Eau froide, par l’ennui dans ton cadre gelée…

M. de B… ne tarissait pas sur l’étonnante, sur l’insurpassable magnificence de Flaubert, qu’il mettait bien au-dessus de Goethe.

— J’ai rêvé pour la France, me dit-il… Et ce rêve, je pense, ne vous désobligera pas, car vous avez une propension à déifier toute espèce de gens… Alexandre Dumas n’est-il pas, chez vous, une sorte de Dieu ? … J’ai donc rêvé ceci. Une salle, au Louvre par exemple, ou dans quelqu’un de vos plus beaux édifices… Dans cette salle, un lutrin, et, sur ce lutrin, un livre toujours ouvert : La Tentation de saint Antoine.
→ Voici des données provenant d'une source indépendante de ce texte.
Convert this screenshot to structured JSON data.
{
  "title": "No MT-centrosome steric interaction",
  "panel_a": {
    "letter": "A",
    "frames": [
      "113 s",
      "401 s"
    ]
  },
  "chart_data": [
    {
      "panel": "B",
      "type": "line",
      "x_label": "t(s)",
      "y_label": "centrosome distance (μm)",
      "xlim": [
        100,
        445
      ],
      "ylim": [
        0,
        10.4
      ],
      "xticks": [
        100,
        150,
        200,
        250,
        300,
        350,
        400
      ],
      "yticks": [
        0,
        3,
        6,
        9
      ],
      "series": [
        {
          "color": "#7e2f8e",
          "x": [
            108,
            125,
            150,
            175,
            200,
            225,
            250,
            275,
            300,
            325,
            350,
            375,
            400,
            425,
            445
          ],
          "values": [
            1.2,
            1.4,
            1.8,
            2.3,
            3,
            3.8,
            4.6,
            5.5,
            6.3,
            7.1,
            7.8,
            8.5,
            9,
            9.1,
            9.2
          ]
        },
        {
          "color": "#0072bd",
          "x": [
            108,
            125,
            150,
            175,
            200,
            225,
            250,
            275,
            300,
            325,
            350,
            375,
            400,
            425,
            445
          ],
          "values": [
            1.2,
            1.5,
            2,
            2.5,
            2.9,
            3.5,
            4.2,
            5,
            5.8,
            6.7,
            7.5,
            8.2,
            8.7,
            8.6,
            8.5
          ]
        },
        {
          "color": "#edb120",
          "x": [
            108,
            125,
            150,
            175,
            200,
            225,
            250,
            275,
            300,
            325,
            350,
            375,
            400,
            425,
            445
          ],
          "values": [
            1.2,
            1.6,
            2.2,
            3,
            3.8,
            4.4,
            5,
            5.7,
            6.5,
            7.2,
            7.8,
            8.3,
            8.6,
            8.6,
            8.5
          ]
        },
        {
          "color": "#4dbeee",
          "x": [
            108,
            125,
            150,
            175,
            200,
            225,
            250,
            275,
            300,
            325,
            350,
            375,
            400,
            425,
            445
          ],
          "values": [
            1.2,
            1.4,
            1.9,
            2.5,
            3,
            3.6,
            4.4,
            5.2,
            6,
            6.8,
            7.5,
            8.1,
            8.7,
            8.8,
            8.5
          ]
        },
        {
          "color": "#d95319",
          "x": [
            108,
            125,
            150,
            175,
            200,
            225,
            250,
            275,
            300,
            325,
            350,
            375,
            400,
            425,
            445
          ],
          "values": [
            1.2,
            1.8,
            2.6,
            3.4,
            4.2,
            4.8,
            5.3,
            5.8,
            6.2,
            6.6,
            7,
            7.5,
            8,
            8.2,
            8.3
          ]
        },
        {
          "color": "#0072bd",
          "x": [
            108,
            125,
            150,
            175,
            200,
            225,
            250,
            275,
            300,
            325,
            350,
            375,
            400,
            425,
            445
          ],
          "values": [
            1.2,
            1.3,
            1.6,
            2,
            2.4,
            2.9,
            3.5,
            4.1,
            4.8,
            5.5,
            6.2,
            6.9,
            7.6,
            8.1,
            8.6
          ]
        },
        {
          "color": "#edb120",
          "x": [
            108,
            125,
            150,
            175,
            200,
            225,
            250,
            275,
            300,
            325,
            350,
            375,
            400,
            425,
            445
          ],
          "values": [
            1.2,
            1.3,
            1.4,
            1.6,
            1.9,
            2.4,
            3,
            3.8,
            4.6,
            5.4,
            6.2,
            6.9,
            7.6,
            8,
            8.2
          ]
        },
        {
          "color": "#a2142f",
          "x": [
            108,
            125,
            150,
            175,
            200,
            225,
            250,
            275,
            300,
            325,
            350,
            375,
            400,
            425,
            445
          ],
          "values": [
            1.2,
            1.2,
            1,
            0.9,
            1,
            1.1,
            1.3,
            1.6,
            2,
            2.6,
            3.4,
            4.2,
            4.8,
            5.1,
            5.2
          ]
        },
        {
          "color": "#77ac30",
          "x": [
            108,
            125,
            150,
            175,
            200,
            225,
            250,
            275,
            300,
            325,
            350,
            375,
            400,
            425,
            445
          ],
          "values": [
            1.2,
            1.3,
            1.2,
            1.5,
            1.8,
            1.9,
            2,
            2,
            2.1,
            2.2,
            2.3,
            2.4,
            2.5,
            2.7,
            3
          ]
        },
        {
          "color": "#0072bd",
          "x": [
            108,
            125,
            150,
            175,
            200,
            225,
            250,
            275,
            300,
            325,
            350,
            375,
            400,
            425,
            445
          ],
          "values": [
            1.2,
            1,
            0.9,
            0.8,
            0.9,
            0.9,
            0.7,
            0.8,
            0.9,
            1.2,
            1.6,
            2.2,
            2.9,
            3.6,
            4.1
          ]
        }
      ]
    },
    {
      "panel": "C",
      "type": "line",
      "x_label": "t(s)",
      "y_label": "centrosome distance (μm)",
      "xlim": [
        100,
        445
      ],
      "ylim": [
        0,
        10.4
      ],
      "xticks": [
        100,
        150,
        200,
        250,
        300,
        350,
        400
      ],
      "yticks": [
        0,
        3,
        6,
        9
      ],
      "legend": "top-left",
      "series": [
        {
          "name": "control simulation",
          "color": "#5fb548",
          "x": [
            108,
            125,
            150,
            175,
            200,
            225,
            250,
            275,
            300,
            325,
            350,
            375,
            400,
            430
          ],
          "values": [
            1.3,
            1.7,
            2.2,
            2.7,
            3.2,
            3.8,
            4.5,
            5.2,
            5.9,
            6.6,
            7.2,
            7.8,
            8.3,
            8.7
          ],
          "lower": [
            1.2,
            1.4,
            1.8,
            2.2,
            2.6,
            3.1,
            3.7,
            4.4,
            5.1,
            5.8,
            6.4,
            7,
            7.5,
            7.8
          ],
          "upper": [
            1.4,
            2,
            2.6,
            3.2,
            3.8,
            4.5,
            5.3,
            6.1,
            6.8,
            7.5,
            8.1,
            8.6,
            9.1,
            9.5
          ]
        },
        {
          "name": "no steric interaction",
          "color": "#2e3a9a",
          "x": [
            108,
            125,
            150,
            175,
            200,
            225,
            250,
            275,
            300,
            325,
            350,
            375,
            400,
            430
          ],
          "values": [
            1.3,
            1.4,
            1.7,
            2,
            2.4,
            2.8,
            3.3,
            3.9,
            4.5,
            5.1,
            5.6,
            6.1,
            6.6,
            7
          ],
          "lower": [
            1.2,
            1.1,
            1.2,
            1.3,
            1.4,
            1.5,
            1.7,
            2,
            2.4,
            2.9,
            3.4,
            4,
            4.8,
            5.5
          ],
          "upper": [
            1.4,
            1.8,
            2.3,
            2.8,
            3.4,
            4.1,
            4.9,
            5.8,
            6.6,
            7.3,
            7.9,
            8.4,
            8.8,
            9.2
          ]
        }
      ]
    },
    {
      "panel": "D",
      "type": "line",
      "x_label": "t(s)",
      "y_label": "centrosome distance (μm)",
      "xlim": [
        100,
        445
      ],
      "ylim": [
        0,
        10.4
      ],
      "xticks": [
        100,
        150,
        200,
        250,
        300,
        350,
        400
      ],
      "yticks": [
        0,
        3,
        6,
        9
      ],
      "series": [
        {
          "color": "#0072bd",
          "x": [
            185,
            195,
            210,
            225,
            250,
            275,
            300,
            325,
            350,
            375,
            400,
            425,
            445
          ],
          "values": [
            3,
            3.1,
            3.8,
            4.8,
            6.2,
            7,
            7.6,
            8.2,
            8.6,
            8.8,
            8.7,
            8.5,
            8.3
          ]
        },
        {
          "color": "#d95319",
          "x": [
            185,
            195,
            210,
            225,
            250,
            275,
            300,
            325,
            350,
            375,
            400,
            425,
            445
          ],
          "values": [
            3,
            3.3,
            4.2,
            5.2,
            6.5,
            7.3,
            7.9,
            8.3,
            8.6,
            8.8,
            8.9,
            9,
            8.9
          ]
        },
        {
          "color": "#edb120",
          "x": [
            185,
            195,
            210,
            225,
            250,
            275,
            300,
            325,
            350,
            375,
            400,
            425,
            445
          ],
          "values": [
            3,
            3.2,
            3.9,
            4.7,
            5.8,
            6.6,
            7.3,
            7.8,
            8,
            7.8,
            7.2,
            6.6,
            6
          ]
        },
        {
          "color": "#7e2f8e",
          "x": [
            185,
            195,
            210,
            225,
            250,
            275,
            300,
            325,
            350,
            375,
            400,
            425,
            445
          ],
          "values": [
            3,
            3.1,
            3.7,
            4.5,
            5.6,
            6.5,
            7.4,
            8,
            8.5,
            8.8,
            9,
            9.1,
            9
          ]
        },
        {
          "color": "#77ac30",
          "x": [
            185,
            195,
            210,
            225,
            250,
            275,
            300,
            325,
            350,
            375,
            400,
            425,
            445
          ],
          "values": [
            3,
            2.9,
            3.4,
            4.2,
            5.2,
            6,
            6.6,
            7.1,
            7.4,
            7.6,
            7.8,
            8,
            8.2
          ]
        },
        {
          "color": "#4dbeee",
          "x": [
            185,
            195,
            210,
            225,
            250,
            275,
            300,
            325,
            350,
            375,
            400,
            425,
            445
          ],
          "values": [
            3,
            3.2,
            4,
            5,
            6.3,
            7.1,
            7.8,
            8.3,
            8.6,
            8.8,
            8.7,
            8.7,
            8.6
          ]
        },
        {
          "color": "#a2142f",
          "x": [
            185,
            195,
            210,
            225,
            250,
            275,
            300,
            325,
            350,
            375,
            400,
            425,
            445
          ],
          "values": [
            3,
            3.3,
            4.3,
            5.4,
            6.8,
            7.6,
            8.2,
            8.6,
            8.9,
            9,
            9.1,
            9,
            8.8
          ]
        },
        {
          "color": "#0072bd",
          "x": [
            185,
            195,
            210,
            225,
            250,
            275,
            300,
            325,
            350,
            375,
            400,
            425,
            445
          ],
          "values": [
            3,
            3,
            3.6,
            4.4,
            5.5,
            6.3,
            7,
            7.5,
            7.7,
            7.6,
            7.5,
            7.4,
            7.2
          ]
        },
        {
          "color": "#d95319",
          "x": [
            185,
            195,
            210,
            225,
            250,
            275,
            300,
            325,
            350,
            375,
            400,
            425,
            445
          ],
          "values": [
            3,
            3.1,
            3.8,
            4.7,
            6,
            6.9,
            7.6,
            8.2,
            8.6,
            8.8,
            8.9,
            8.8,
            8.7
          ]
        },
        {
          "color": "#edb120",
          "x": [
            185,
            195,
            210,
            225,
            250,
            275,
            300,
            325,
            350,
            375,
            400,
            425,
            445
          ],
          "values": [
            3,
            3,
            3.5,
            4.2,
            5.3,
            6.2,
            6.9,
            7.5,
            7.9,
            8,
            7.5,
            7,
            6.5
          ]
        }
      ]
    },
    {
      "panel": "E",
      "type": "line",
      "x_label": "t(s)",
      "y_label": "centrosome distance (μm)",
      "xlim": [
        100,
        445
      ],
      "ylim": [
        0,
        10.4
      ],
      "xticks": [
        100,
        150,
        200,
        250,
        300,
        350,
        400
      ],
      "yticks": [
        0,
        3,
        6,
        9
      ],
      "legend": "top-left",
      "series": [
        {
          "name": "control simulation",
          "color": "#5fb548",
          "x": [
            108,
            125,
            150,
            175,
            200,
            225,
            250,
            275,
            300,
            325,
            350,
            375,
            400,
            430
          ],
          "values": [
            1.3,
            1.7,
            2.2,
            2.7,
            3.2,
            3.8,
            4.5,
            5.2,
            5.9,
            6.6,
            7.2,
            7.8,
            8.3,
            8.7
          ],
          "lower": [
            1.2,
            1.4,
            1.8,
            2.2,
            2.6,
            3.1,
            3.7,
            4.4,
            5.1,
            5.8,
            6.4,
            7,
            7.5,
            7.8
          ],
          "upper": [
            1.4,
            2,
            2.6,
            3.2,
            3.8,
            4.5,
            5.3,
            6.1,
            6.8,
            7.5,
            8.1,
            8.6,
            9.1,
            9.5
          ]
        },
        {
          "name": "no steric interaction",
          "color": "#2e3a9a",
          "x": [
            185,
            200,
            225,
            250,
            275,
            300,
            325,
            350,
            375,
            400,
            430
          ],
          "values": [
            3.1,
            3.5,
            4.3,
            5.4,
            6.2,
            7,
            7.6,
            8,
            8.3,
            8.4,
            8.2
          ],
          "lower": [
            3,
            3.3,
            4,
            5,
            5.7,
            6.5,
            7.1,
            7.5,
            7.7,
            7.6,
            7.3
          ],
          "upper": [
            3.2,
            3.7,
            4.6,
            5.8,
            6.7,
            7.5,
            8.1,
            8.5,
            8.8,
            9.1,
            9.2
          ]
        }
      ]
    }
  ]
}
— Hélas ! soupirai-je, vous ne connaissez pas la France. Nous déifions, cela est certain… Mais sur l’autel même où nous érigeons l’image du dieu, nous servons des bocks aux fidèles. Il y a des divinités à qui cet accompagnement va très bien. Si votre rêve se réalisait, mon cher Allemand, au bout de quinze jours la salle serait affermée à un impresario quelconque, qui la transformerait en café-concert. Paulus viendrait y chanter ses « dernières créations », et sur les marges mêmes du livre s’étaleraient les réclames du chocolat Géraudel.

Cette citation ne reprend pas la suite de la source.